Here is a challenge for you students: Help me and Dr. Warner make a list of possible suspects who may have attacked our models.

Here is your assignment: Research the animals (other than brown anoles) that live in central Florida in and around Tomoka State Park. To figure out exactly who has been attacking our models we need to know what other animals are around. See Ms. Flemming for the details and grading criteria and specific detail of this assignment.

Now it's your turn. Students, post a question that you think would make for intelligent conversation.

Wednesday, April 6, 2011

We have fooled the lizards.

One of the biggest worries about our experiments is that our models would not look real enough to fool the lizards. Well, this morning we were successful in recording our first lizard bite. The jaw marks were clearly visible in the model's head.

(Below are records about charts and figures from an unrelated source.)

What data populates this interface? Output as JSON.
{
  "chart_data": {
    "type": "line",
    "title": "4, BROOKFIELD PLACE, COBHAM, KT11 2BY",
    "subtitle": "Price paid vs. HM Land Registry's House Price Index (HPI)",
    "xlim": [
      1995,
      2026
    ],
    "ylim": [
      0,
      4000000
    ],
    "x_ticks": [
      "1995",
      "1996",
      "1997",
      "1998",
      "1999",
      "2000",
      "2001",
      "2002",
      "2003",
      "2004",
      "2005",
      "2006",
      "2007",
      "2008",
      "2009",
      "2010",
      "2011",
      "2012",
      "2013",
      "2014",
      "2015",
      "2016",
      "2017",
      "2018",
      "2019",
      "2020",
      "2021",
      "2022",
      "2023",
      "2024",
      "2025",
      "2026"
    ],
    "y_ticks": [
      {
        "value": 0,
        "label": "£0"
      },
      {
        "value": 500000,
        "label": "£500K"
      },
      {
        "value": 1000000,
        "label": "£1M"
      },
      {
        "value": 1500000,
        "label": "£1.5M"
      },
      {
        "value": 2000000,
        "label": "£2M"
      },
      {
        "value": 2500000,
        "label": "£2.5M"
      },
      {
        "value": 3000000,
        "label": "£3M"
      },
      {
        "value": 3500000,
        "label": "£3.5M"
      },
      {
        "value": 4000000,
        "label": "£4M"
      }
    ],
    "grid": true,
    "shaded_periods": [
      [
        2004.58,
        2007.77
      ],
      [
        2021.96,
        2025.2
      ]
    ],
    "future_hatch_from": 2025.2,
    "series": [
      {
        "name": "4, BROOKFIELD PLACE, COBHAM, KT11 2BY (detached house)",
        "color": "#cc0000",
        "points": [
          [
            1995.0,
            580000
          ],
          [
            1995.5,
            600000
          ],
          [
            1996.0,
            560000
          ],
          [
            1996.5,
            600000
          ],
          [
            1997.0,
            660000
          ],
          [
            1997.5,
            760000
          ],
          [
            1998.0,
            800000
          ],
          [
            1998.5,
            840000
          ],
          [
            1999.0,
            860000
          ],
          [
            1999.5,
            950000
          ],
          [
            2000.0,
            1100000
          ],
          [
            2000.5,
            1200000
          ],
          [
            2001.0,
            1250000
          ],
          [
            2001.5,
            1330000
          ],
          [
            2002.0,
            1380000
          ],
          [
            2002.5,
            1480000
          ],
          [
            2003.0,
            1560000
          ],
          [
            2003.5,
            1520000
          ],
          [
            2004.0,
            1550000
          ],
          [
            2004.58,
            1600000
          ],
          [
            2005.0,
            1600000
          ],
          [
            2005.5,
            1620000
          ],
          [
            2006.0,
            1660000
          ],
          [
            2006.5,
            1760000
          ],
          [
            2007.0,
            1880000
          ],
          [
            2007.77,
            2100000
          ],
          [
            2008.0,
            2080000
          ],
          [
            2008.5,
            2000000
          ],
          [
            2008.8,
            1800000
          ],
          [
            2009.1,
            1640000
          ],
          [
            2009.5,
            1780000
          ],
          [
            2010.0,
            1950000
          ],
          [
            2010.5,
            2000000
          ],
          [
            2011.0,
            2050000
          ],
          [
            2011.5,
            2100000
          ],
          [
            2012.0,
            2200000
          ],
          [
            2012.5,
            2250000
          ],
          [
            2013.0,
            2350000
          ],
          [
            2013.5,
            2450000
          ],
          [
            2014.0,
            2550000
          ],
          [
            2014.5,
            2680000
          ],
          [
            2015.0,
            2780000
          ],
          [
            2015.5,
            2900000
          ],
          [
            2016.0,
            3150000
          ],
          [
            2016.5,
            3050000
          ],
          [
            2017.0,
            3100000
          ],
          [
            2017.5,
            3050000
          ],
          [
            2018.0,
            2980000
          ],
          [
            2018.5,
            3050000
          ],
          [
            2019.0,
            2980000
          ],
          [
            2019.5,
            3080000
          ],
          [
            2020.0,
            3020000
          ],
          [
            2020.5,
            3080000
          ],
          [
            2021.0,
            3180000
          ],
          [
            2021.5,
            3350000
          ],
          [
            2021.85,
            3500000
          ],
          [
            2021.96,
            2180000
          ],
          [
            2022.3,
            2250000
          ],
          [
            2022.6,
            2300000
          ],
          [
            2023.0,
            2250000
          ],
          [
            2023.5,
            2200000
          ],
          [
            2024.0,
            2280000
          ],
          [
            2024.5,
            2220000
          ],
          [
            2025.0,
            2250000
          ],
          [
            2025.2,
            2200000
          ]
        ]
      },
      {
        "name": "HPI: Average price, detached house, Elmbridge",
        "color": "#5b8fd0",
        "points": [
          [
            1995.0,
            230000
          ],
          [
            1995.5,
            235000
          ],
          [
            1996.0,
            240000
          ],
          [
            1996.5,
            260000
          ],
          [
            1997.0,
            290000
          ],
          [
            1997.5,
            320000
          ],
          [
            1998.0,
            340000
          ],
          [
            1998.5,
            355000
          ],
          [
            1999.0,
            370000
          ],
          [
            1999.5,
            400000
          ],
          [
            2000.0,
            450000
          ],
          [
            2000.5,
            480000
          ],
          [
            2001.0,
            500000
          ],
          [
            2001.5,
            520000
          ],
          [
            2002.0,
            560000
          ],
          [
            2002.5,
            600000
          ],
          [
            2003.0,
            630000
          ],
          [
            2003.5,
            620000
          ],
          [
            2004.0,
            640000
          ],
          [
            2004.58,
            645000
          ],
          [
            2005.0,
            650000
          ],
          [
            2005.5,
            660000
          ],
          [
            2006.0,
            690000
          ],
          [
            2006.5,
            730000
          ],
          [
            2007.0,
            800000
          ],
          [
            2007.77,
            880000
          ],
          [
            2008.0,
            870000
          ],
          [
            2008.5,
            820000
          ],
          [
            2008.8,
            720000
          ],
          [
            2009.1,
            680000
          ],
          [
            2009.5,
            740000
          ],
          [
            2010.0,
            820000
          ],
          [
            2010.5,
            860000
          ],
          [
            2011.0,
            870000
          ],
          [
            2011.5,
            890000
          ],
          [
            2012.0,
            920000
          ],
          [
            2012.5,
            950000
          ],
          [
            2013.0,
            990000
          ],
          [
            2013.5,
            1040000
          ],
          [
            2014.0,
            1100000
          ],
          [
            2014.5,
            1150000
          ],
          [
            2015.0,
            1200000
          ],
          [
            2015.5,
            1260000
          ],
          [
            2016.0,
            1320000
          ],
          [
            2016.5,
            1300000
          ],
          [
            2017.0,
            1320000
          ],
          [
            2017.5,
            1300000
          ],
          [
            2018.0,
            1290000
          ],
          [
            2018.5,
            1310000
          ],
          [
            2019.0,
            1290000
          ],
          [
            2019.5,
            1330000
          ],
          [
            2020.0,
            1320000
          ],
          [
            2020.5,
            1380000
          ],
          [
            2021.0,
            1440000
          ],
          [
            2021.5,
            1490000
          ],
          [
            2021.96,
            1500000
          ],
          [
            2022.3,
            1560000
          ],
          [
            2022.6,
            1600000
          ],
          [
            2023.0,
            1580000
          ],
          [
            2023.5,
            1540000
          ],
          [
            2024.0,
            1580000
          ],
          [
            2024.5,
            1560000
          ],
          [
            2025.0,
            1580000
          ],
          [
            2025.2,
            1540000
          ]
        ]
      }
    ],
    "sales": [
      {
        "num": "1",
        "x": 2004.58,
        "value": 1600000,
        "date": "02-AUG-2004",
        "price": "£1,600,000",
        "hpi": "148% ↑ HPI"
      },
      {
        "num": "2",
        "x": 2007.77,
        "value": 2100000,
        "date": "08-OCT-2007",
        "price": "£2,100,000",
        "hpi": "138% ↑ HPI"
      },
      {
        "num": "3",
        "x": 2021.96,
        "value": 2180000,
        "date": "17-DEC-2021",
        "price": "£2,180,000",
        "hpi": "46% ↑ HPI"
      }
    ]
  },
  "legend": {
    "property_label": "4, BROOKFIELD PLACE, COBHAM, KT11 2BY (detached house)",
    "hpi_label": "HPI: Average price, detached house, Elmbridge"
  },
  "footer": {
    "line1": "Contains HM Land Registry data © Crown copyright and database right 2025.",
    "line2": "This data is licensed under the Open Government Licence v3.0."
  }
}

Time to catch more lizards.

So our projects are going well. Yesterday we weighed, measured and marked more than 200 lizards. It was a long day that started at 6:00am and ended at almost midnight. We have to work hard to get the data while we have the chance. We are now driving north to check out some new lizard collecting sites. We still have 550 animals to go to reach our goal of 850 lizards.

Tuesday, April 5, 2011

When predators attack!

This is a picture of our first clay model we found after a predator attack. Was it a racoon? Was it a bird? Was it a cat? What do you think? Leave a comment below.

Abnormal tail

3rd period zoology asked if we have seen any lizards with deformities. Well, we have caught and measured 304 lizards so far and this one had a really unique tail.

We want to hear from all of you!

We are absolutely loving having you guys be a part of our field work experience. Please leave comments on the blog and follow us on twitter (mr_reedy) to let us know you are paying attention. Come on, what are you waiting for? Click the comment button and drop us a line. We have been measuring lizards for 7 hours straight and we need something to keep us going.

Monday, April 4, 2011

21st century educational outreach.

I loved talking with my former first period students this morning via skype. It was amazing to be standing on an island in the middle of the Halifax River and be showing my students lizards in the field and showing them how science happens in the real world. 2nd period- get your questions ready because your class is next.

Sunday, April 3, 2011

Hard at work.

It is 11:54 pm and we just finished our work for today. We caught around 70 lizards today and checked on lots of clay models. After dinner we started measuring lizards and we are now calling it quits for the night. We'll be back at it early in the morning. Looking forward to the first skype call tomorrow.

Saturday, April 2, 2011

Day 2 - Surveying islands and catching lizards

We had a busy first day of work yesterday. We placed all 50 clay models yesterday in 5 different types of habitat. I can't wait to see if we get any bites. Yesterday we also put out 20 nest boxes full of good moist soil to try to find out where the females are laying their eggs on our islands.
Today we are on our way to meet up with Alexis (from Harvard University) to survey islands at her field site near Marineland, 30 miles north of ours. We will also be hoping to catch and measure a lot of lizards. Check back soon for more.

Friday, April 1, 2011

Fake lizard. Will it fool anyone?

This clay lizard will help us learn what selection pressures the brown anole faces in different environments. It will get attacked and we will identify and count the bite marks to learn about selection pressures.